C'est ce que disent les Italiens, quand ils veulent reprocher cette
hardiesse temeraire, qui se void aux jeunes gens, les nommants
necessiteux d'honneur,
bisognosi d'honore 
: et
qu'estans encore en cette grande faim et disette de reputation, ils
ont raison de la chercher à quelque prix que ce soit : ce que
ne doivent pas faire ceux qui en ont desja acquis à suffisance. Il
y peut avoir quelque juste moderation en ce desir de gloire, et
quelque sacieté en cet appetit, comme aux autres : assez de
gens le pratiquent ainsin.
    Il estoit bien esloigné de cette religion des anciens Romains,
qui ne se vouloyent prevaloir en leurs guerres, que de la vertu
simple et nayfve : Mais encore y apportoit il plus de
conscience que nous ne ferions à cette heure, et n'approuvoit pas
toutes sortes de moyens, pour acquerir la victoire. En la guerre
contre Arjouistus, estant à parlementer avec luy, il y survint
quelque remuement entre les deux armées, qui commença par la faute
des gens de cheval d'Arjouistus : Sur ce tumulte, Cæsar se
trouva avoir fort grand advantage sur ses ennemis, toutes-fois il
ne s'en voulut point prevaloir, de peur qu'on luy peust reprocher
d'y avoir procedé de mauvaise foy.
    Il avoit accoustumé de porter un accoustrement riche au combat,
et de couleur esclatante, pour se faire remarquer.
    Il tenoit la bride plus estroite à ses soldats, et les tenoit
plus de court estants pres des ennemis.
    Quand les anciens Grecs vouloient accuser quelqu'un d'extreme
insuffisance, ils disoyent en commun proverbe, qu'il ne sçavoit ny
lire ny nager : il avoit cette mesme opinion, que la science
de nager estoit tres-utile à la guerre, et en tira plusieurs
commoditez : s'il avoit à faire diligence, il franchissoit
ordinairement à nage les rivieres qu'il rencontroit : car il
aymoit à voyager à pied, comme le grand Alexandre. En Ægypte, ayant
esté forcé pour se sauver, de se mettre dans un petit batteau, et
tant de gens s'y estants lancez quant et luy, qu'il estoit en
danger d'aller à fons, il ayma mieux se jetter en la mer, et gaigna
sa flotte à nage, qui estoit plus de deux cents pas au delà, tenant
en sa main gauche ses tablettes hors de l'eau, et trainant à belles
dents sa cotte darmes, afin que l'ennemy n'en jouyst, estant desja
bien avancé sur l'aage.
    Jamais chef de guerre n'eut tant de creance sur ses
soldats : Au commencement de ses guerres civiles, les
centeniers luy offrirent de soudoyer chacun sur sa bourse, un homme
d'armes, et les gens de pied, de le servir à leurs despens :
ceux qui estoyent plus aysez, entreprenants encore à deffrayer les
plus necessiteux.

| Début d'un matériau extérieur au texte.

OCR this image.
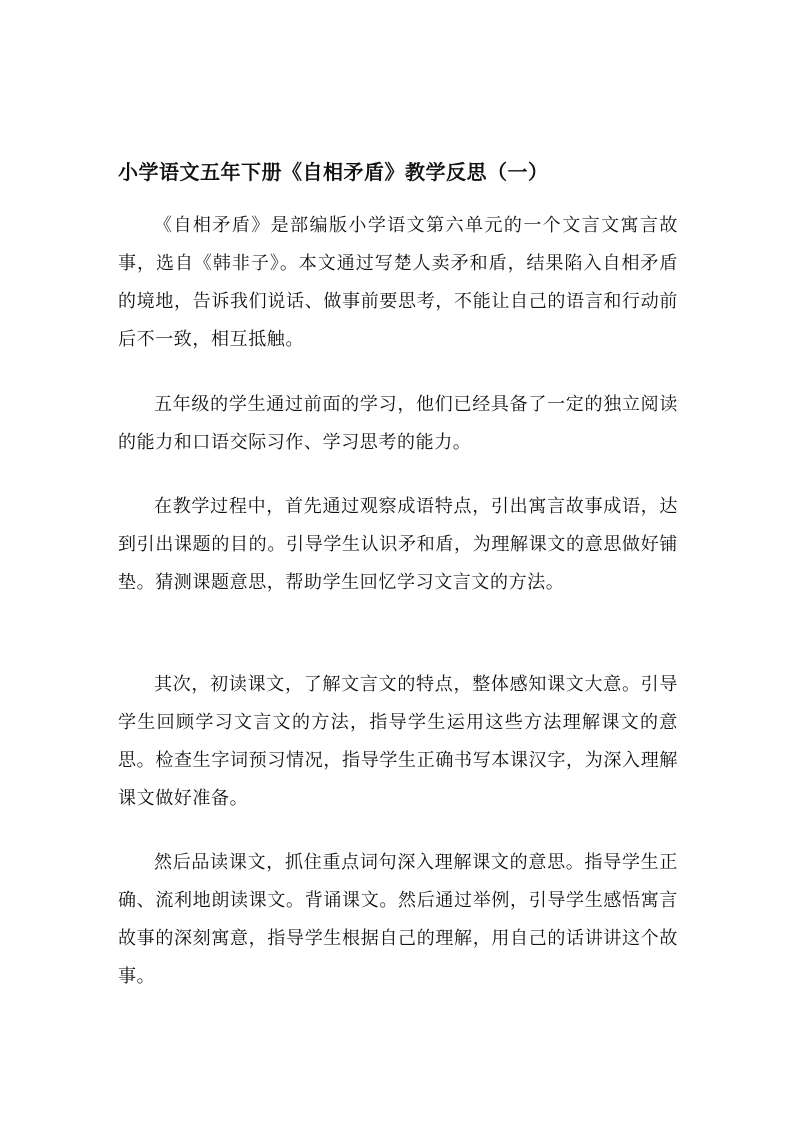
小学语文五年下册《自相矛盾》教学反思（一）

《自相矛盾》是部编版小学语文第六单元的一个文言文寓言故事，选自《韩非子》。本文通过写楚人卖矛和盾，结果陷入自相矛盾的境地，告诉我们说话、做事前要思考，不能让自己的语言和行动前后不一致，相互抵触。

五年级的学生通过前面的学习，他们已经具备了一定的独立阅读的能力和口语交际习作、学习思考的能力。

在教学过程中，首先通过观察成语特点，引出寓言故事成语，达到引出课题的目的。引导学生认识矛和盾，为理解课文的意思做好铺垫。猜测课题意思，帮助学生回忆学习文言文的方法。

其次，初读课文，了解文言文的特点，整体感知课文大意。引导学生回顾学习文言文的方法，指导学生运用这些方法理解课文的意思。检查生字词预习情况，指导学生正确书写本课汉字，为深入理解课文做好准备。

然后品读课文，抓住重点词句深入理解课文的意思。指导学生正确、流利地朗读课文。背诵课文。然后通过举例，引导学生感悟寓言故事的深刻寓意，指导学生根据自己的理解，用自己的话讲讲这个故事。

Feu Monsieur l'Admiral de Chastillon nous fit
veoir dernierement un pareil cas en noz guerres civiles : car
les François de son armée, fournissoient de leurs bourses au
payement des estrangers, qui l'accompagnoient. Il ne se trouveroit
guere d'exemples d'affection si ardente et si preste, parmy ceux
qui marchent dans le vieux train, soubs l'ancienne police des
loix.
    La passion nous commande bien plus vivement que la raison. Il
est pourtant advenu en la guerre contre Annibal, qu'à l'exemple de
la liberalité du peuple Romain en la ville, les gendarmes et
Capitaines refuserent leur paye ; et appelloit on au camp de
Marcellus, mercenaires, ceux qui en prenoient.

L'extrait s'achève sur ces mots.